不可侵ガール、夢幻
シャンプーのCMかよ、って言いたくなるほどの閃いたうつくしい振り向きが、ツンと黒い眼で私を見つめ返した。
「ていうか “ あんた ” じゃなくて名前、で呼んでってこれ100回め」
「名前?」
いや知らないし。
って即座に投げ返したい言葉を胸奥で呟く。名前も何も、うつくしい湖畔の瞳がウザったい。
「名前。きみは知ってるはずだから、さあ」
「なんで?」
「ぼくに出会う人間はきみだけだったからね」
「なんで?」
「夜は長いよ。気が遠くなるほど」
ころころと笑う仕草でようやく黒がなり潜めて、星を流さないように溜め息を吐き出した。星の、きらきらした背景を扱ってしまうほど、そいつはきれいだ。

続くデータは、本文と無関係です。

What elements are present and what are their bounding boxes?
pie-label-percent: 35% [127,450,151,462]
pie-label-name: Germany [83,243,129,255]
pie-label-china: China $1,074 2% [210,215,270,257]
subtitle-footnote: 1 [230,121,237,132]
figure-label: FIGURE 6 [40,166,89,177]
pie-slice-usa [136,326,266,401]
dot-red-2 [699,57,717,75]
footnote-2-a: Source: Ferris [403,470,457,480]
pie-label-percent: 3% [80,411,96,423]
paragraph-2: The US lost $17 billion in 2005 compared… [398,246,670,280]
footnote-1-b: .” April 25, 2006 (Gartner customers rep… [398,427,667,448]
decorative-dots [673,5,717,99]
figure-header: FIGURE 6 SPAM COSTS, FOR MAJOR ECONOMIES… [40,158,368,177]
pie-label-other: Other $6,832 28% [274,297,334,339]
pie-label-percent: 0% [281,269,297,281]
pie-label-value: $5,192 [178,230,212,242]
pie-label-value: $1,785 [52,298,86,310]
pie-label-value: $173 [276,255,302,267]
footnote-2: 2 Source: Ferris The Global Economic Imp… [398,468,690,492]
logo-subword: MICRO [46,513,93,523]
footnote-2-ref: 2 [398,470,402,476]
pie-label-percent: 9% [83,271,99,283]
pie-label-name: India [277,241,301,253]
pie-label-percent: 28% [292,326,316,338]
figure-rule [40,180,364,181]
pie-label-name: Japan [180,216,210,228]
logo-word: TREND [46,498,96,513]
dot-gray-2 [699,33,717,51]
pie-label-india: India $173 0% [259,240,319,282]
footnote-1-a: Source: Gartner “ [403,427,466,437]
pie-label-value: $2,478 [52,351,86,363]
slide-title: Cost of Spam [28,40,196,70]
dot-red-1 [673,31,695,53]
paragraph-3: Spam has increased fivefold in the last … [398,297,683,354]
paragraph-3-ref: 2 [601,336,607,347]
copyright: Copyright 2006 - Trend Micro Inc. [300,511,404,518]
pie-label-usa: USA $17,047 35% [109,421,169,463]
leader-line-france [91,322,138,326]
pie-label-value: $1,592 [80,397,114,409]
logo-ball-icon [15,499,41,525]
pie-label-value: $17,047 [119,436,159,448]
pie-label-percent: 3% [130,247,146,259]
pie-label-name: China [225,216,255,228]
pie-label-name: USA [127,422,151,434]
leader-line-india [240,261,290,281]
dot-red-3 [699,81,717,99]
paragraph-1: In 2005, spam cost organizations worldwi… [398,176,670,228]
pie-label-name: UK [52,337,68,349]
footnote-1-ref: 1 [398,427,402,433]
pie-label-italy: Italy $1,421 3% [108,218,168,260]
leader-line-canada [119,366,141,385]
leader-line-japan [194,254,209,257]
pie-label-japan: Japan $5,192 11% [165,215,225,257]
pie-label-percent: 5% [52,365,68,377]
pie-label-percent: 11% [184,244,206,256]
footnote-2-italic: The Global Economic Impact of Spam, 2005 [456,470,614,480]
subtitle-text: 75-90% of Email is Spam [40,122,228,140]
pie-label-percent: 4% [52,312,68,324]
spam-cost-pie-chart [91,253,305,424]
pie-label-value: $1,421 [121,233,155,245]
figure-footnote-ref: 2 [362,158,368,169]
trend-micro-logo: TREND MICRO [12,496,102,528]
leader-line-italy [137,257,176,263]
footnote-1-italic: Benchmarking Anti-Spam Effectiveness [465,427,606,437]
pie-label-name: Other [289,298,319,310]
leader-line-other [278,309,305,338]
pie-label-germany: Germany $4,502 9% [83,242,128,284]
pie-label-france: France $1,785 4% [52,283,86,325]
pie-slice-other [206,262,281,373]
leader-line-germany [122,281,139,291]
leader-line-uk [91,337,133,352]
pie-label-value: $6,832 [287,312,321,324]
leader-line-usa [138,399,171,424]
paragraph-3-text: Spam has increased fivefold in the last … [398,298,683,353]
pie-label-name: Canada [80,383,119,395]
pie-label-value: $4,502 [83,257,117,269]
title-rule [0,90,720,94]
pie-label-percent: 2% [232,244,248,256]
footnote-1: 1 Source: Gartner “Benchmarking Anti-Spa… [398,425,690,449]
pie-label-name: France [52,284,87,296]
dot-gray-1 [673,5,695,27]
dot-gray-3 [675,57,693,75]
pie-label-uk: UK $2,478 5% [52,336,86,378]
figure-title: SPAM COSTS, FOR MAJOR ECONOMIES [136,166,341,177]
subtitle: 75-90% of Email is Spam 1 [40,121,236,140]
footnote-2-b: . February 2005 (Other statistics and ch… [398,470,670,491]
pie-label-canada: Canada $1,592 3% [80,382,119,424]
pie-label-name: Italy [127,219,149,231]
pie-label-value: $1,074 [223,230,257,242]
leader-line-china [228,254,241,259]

中性的な、俯瞰的な、無邪気な、どれも勝手に身についたって言いそうな尊大も嫌味なく飾られてる、そいつは。
夜を怖いくらいに怯ませてしまう黒で見据えている。
「ずっと夜なの?」
「ずっと夜だ、きみが望めば望むほど。曇りも雨も雷もない平坦な日々がぼくだ」
なるほど。そいつに出会う人間が私だけだった、なんて物言いが今さら押し寄せてくる波間。私が望めば、と意思を転換させて空気は澄み続けるから本当に私に委ねられているのだとしても。
でも、でも、夜が私の色にはならない。なってしまったと思い込ませてきっと夜は、誰にも色付けられない孤高の幻想。
自由も縛り。セーラー服は年齢制限。この黒い眼は再びの枷だ。